A simulação do consentimento
é, pois, uma ficção que consiste numa manifestação externa da vontade de
contrair matrimónio, quando interiormente a vontade se opõe a contrair
matrimónio.
Não obstante as palavras que,
de si, manifestam o consentimento, não só não existe a vontade de contrair (animus
contrahendi), como o que existe é a vontade de não contrair (animus non
contrahendi).
Esta é a simulação total.
2. Desta simulação se distingue
a simulação parcial.
Ocorre esta situação quando se
exclui algo essencial do matrimónio: há intenção de contrair matrimónio, mas
exclui-se algum elemento essencial ou alguma propriedade essencial deste.
Elementos essenciais do
matrimónio são: o bem dos cônjuges e a procriação e educação da prole (c.
1055); enquanto as propriedades essenciais são: a unidade (fidelidade) e a
indissolubilidade (c. 1056).
Por exemplo, exclui a
fidelidade quem nega ao cônjuge o direito exclusivo aos actos conjugais, isto
é, quem se reserva o direito de ter relações íntimas com outra pessoa e
exclui o dever de ter relações unicamente com o seu cônjuge.
Alguns indícios,
embora não definitivos, de exclusão do
dever da fidelidade:
― quando, na alternativa
de abandonar outras relações ou o matrimónio, se abandonaria o matrimónio;
― quando aquele que se
casa o faz com intenção de não abandonar o (a) amante;
― quando imediatamente
antes e a seguir ao matrimónio se têm relações íntimas com outra pessoa;
― quando se considera a
libertinagem como um direito inalienável.
3. Enquanto a simulação total é
um fingimento, um simulacro, uma mentira – diz-se que se quer, quando não se
quer –, na simulação parcial há verdadeira intenção de contrair matrimónio,
porém, um matrimónio talhado a seu gosto.
Se o simulador total age
sempre dolosamente e não pode ignorar que pratica acto inválido, já o simulador
parcial pode estar convencido que contrai matrimónio válido, e não ter
consciência da invalidade do acto.
A simulação, seja total ou
parcial, exige porém um acto positivo de vontade.
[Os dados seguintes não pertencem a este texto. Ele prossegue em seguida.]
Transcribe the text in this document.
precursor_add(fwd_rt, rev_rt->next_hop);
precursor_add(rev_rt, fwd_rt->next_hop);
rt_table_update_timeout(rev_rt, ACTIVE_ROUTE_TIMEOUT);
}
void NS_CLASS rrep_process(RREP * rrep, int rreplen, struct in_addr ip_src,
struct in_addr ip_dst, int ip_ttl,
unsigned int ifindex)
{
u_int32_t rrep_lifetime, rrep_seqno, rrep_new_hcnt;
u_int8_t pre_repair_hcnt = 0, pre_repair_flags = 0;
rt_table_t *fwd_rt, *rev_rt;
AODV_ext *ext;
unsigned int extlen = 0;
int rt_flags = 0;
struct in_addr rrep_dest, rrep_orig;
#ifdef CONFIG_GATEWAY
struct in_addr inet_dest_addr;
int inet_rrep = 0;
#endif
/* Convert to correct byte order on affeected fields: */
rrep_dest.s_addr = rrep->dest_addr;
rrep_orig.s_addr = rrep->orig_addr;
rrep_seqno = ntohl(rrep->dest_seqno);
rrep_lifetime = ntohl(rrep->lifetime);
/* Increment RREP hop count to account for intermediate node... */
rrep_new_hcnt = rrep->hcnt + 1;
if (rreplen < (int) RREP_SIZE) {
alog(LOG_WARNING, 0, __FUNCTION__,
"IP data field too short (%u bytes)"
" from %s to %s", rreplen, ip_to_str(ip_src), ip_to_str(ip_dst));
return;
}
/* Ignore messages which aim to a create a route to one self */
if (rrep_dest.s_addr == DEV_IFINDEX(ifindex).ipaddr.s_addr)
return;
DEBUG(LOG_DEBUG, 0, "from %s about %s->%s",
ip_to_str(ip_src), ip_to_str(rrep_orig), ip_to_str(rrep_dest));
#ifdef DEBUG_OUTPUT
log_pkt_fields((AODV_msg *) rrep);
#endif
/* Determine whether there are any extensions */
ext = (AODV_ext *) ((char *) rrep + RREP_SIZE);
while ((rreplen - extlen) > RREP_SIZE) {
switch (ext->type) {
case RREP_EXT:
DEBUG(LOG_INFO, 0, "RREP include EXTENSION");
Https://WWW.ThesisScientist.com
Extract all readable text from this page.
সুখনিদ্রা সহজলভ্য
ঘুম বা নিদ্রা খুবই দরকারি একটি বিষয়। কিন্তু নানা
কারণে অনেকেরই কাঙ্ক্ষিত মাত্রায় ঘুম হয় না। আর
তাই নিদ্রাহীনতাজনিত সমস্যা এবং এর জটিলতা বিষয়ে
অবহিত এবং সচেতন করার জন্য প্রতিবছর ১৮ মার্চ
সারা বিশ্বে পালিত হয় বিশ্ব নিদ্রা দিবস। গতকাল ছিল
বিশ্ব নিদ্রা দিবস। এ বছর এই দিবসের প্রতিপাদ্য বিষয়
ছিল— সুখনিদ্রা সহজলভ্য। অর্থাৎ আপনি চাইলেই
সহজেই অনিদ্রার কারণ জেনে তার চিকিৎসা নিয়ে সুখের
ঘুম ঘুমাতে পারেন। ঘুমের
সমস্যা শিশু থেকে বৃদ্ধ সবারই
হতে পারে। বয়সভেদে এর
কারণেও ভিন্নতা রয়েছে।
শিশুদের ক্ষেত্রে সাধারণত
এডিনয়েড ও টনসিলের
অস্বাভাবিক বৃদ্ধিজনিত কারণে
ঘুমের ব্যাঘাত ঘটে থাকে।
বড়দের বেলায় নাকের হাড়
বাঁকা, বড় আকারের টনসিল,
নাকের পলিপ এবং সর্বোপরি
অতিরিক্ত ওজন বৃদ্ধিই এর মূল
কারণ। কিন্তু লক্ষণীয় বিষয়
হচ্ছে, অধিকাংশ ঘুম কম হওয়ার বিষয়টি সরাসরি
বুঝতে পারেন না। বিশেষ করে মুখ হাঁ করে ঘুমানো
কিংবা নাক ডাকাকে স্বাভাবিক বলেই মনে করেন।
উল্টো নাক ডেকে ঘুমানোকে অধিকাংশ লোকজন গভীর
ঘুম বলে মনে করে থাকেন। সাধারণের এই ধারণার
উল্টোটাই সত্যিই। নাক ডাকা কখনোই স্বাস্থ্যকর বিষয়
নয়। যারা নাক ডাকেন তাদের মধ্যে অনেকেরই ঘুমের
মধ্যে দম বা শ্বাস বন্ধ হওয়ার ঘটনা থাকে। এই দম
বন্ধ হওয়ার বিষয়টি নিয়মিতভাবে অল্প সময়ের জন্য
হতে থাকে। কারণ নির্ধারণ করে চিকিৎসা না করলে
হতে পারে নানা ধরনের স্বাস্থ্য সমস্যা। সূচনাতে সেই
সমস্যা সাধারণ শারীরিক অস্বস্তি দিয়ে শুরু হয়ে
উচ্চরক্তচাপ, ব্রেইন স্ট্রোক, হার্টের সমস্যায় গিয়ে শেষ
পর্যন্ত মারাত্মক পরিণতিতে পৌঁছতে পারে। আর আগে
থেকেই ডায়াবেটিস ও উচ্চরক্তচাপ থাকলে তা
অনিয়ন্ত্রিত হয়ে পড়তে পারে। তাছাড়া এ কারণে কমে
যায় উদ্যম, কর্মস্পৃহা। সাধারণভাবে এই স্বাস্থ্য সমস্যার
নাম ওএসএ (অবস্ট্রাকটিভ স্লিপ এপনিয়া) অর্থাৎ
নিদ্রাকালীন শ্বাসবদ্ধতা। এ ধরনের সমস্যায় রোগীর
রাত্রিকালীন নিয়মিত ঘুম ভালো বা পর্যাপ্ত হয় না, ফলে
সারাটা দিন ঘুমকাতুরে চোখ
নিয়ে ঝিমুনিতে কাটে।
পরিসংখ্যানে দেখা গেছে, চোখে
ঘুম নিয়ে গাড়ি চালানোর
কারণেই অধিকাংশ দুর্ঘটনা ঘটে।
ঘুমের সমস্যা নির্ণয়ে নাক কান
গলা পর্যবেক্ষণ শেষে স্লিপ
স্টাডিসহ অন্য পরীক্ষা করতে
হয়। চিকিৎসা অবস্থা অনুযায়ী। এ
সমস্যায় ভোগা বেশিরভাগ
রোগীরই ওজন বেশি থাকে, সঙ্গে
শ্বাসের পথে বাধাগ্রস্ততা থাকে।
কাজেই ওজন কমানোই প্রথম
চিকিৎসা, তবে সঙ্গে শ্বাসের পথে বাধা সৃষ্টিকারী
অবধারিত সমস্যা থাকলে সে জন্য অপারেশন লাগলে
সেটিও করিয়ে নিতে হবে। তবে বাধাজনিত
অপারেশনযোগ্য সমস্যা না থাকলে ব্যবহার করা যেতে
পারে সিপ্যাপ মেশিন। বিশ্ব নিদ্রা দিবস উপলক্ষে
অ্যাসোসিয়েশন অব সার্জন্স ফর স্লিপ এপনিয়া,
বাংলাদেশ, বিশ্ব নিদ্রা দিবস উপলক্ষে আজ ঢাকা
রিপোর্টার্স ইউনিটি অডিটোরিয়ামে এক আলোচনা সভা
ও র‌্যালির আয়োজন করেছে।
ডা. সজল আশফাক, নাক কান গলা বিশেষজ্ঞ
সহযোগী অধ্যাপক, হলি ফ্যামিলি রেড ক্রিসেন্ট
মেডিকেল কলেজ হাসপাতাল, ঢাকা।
O consentimento, que é
causa eficiente do matrimónio, é um acto positivo de vontade. Como tal, só pode
ser destruído por outro acto positivo de vontade, mas contrário, específico e
prevalecente. Não basta um acto negativo de vontade, um simples não querer
o matrimónio ou algum dos seus elementos ou propriedades essenciais: exige-se,
para a simulação, um acto positivo de vontade, ou seja, um querer excluir.
Para que o matrimónio seja
válido, basta que o contraente não rejeite o matrimónio e os seus elementos e
propriedades essenciais. Mas, para que seja nulo, é necessário um propósito ou
intenção contrária – acto interno positivo de recusa.
A simulação traduz-se, na sua
essência, na existência simultânea de um acto externo de manifestação de
consentimento, e de um acto interno positivo de rejeição desse consentimento,
por força do qual se deixa sem validade o acto manifestado. Na simulação,
precisamente porque a manifestação exterior não coincide com o que se passa no
interior, e porque se trata de averiguar o que se passa no íntimo da pessoa, há
que recorrer a conjecturas, indícios e circunstâncias que rodearam o
casamento para se apurar o que na verdade existiu. Quem afirma que simulou deve
prová-lo com argumentos convincentes, coisa que não é fácil, dado que se trata
de um acto puramente interno.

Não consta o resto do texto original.